NASA has unveiled its new Mars simulated habitat, which volunteers will live in for a year at a time to test what life would be like on future missions to the Red Planet.
The facility, which was built for three planned experiments called Crew Health and Performance Exploration Analog (CHAPEA), is located at NASA’s massive research base in Houston, Texas.
Four volunteers will begin the first experiment this summer in which NASA plans to monitor their physical and mental health to better understand how humans are capable of such prolonged isolation.
With this data, NASA will better understand the “resource use” of astronauts on Mars, said Grace Douglas, principal investigator for the CHAPEA experiments.
“We can really start to understand how we support them with what we give them, and that’s going to be really important information for making critical resource decisions,” she said on a habitat press tour.
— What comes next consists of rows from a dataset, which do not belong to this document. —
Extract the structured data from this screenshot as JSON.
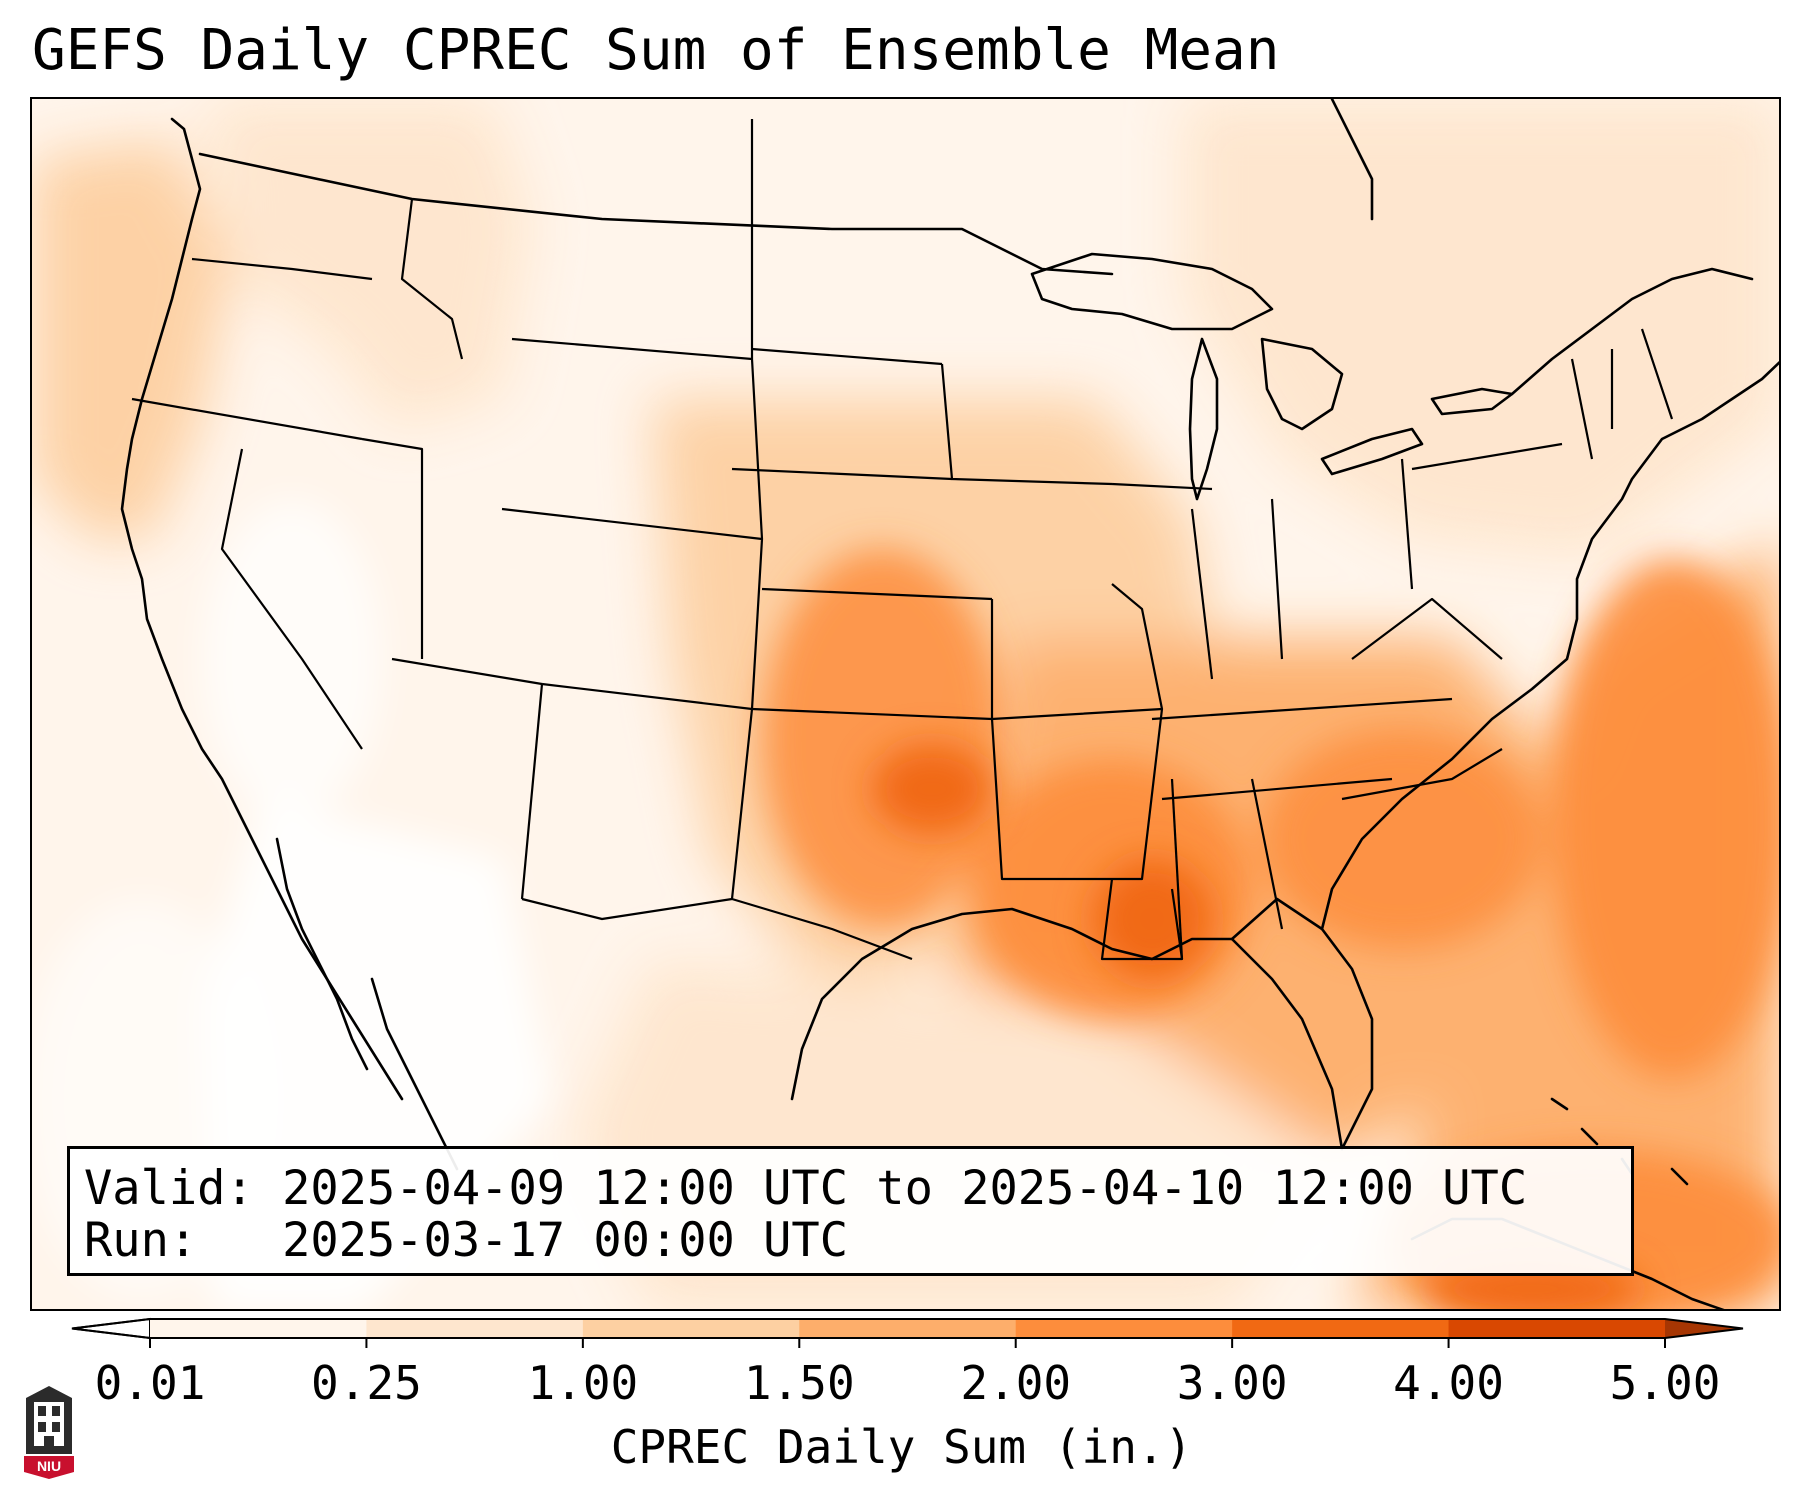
{
  "title": "GEFS Daily CPREC Sum of Ensemble Mean",
  "info": {
    "valid": "Valid: 2025-04-09 12:00 UTC to 2025-04-10 12:00 UTC",
    "run": "Run:   2025-03-17 00:00 UTC"
  },
  "colorbar": {
    "title": "CPREC Daily Sum (in.)",
    "ticks": [
      "0.01",
      "0.25",
      "1.00",
      "1.50",
      "2.00",
      "3.00",
      "4.00",
      "5.00"
    ],
    "colors": [
      "#fff5eb",
      "#fee6ce",
      "#fdd0a2",
      "#fdae6b",
      "#fd8d3c",
      "#f16913",
      "#d94801"
    ],
    "under_color": "#ffffff",
    "over_color": "#a63603"
  },
  "logo": {
    "text": "NIU",
    "icon": "university-tower-icon"
  }
}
She added that such a remote mission comes with “very strict group restrictions”.
Volunteers will live in a 1,700-square-foot (160-square-meter) house dubbed Mars Dune Alpha, which includes two bathrooms, a vertical salad farm, a room designated for medical care, a relaxation area and several work stations. .
The airlock leads to an “external” reconstruction of the Martian environment – though it still exists inside the hangar.
Scattered around the red sand-covered floor are likely several pieces of equipment that the astronauts might use, including a weather station, a brick-making machine, and a small greenhouse.
There is also a treadmill on which astronauts walk suspended from belts to simulate the lower gravity of the Red Planet.
Researchers will regularly test the crew’s response to stressful situations, such as restricted water availability or equipment failure.
The habitat has another special feature: it’s 3D printed.
“This is one of the technologies that NASA is looking at as a possibility to build a habitat on other planetary or lunar surfaces,” said Douglas.
NASA is in the early stages of preparing for a mission to Mars, though most of the agency’s focus is on the upcoming Artemis missions, which aim to return humans to the moon for the first time in half a century.